Ada yang harganya lebih murah, mulai Rp 100.000 per lembar. "Jenisnya batik cap dengan motif kontemporer. Batik cap murah karena bisa diproduksi secara massal dengan biaya lebih murah," ujar Herlin yang pada 2004 mendirikan usaha butik Esri Silk Batik.
Pada awalnya, Herlin tidak punya pengetahuan soal batik. Ia belajar dengan cepat mengenai batik tradisional di Madura. Ia belajar otodidak dari pengalaman dan kegagalan. Di awal membuka usaha, ia menggelar pelatihan gratis untuk masyarakat di sekitar selama tiga bulan. Dari 25 orang yang ikut, hanya tiga orang yang mampu menuangkan malam dengan benar. Urusan membuat motif, Herlin sendiri yang menangani.
Satu lagi kekhasan batik kontemporer Herlin adalah soal warna. Warna motif batiknya dominan hitam dan krem. Warna ini dipilih karena menampilkan kepribadian yang tenang dan elegan bagi penggunanya. Apalagi, jika warna hitam dan krem itu dituangkan di atas kain sutera berkualitas tinggi. Untuk mendapatkan kain sutera, ia berburu ke Bali. Selain sutera, ada juga kain katun, organdi, dan sifon.
Saban dua pekan, Esri Silk Batik sanggup memproduksi 25-30 potong kain batik tulis dengan mempekerjakan 20 karyawan per hari. Ini di luar produksi batik cap yang dibikin untuk memenuhi pesanan khusus. "Kalau batik cap, sehari bisa 20 potong," katanya.

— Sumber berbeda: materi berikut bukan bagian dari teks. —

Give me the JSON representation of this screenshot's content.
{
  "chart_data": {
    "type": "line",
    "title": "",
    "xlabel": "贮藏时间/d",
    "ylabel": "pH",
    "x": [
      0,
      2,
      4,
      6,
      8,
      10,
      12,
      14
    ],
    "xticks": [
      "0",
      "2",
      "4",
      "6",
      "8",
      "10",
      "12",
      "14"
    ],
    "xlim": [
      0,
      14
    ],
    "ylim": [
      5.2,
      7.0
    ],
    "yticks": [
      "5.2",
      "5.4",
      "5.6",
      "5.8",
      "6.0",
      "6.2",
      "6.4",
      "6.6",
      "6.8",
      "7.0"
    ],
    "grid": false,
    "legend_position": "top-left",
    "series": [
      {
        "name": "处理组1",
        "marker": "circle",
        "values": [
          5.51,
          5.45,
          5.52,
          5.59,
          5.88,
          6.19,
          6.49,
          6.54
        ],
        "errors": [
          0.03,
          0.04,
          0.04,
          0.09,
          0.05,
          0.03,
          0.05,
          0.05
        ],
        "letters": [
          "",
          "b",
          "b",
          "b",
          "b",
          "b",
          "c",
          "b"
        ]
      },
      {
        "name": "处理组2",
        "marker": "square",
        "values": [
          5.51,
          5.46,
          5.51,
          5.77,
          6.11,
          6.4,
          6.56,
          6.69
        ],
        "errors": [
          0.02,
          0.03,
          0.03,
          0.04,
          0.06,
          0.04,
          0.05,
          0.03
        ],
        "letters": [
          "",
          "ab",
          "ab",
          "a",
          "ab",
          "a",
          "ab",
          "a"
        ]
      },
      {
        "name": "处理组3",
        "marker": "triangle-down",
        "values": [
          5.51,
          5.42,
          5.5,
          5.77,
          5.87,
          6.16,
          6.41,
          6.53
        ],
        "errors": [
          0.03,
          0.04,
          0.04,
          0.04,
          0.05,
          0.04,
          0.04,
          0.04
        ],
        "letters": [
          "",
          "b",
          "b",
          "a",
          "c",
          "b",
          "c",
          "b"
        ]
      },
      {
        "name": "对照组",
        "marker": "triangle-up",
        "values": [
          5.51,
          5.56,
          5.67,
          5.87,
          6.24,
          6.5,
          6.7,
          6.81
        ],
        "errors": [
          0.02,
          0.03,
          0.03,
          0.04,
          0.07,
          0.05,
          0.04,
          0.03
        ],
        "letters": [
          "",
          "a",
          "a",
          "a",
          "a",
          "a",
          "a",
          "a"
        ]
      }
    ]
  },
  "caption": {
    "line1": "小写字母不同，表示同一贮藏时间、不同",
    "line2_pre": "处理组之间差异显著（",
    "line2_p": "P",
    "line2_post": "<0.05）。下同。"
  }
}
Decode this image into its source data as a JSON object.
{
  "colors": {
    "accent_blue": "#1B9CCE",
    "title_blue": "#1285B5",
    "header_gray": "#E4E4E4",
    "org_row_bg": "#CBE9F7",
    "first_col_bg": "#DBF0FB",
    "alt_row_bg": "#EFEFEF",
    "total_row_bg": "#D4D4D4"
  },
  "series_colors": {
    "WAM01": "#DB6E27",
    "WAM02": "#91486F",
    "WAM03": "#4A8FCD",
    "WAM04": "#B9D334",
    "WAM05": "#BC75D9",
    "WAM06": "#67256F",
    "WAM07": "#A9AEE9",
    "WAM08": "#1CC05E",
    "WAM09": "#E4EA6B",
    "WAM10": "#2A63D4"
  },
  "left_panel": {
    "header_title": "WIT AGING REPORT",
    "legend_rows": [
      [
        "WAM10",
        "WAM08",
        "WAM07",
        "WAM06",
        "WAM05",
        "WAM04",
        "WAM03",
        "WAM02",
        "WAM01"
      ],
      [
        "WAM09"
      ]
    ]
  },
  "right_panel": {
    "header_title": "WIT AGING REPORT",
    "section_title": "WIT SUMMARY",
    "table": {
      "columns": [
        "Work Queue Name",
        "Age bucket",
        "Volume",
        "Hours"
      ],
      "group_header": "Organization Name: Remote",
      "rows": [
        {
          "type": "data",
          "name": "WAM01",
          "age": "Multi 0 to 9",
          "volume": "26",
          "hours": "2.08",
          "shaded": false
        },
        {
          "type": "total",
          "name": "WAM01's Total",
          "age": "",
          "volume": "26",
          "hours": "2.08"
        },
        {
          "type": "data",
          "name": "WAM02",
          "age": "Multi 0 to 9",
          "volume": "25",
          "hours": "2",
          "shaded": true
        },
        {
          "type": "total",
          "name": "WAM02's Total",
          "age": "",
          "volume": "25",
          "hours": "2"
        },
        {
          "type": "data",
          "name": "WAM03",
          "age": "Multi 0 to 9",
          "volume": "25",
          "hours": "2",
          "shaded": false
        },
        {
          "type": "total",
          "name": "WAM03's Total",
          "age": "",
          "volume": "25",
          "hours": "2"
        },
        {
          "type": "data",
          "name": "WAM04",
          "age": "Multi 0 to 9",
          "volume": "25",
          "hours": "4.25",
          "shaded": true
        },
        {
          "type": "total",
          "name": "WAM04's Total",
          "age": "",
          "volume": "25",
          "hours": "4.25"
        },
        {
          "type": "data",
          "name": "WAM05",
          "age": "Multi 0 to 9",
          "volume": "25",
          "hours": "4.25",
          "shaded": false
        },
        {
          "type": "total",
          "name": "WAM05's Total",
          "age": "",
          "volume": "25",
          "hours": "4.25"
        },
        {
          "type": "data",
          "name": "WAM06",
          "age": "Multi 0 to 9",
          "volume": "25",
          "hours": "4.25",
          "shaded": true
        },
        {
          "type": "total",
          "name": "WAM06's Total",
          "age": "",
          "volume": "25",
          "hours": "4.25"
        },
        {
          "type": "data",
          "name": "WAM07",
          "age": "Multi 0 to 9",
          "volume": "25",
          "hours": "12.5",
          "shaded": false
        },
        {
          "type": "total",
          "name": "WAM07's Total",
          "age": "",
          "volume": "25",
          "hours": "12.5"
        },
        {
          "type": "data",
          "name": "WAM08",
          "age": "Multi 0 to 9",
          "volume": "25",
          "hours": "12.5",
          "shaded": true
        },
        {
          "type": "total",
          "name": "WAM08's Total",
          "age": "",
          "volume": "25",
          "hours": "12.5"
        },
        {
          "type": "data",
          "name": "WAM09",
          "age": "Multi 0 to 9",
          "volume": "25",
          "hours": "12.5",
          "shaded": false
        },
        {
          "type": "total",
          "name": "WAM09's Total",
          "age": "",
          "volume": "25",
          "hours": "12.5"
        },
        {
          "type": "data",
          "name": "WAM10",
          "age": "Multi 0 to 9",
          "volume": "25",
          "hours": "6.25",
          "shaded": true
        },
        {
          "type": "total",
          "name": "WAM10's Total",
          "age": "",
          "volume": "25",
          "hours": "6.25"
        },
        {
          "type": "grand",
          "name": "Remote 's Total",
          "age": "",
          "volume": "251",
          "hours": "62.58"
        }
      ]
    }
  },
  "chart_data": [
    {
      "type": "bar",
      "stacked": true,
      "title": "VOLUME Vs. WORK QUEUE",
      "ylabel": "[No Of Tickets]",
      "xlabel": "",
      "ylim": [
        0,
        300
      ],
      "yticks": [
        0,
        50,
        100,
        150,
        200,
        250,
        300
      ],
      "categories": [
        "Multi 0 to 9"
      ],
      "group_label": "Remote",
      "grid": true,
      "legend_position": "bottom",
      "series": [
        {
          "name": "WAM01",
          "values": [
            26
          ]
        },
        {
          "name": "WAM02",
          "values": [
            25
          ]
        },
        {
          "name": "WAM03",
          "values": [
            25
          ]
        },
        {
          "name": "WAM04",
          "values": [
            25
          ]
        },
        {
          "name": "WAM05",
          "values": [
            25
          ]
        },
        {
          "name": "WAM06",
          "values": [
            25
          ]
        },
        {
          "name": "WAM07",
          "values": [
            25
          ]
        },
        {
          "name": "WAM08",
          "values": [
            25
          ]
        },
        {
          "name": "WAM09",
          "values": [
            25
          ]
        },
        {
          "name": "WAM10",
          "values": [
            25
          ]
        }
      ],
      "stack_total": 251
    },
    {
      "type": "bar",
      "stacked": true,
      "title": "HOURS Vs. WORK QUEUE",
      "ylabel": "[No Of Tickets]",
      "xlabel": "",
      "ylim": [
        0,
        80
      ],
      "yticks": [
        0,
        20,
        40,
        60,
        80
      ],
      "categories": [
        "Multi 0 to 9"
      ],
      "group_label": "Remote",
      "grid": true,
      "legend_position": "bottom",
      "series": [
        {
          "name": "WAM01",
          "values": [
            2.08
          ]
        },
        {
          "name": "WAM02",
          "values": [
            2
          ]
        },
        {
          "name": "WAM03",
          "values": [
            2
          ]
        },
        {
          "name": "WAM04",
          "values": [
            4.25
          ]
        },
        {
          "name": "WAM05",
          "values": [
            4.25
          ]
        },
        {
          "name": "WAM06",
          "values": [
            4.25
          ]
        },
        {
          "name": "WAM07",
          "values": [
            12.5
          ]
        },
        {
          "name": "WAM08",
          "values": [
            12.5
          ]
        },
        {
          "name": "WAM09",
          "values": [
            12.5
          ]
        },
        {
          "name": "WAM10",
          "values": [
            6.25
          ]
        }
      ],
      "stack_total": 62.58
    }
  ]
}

Herlin hanya contoh lain soal masih prospektifnya batik Indonesia di mancanegara. Menteri Perdagangan Marie Elka Pangestu mengatakan, potensi ekspor batik masih terbuka lebar. Negara-negara seperti Amerika Serikat, Swedia, Jerman, Uni Emirat Arab, dan Prancis merupakan pasar potensial. Tentu, kesempatan itu akan lolos begitu saja jika tak ada upaya serius untuk menggarapnya. (ROM)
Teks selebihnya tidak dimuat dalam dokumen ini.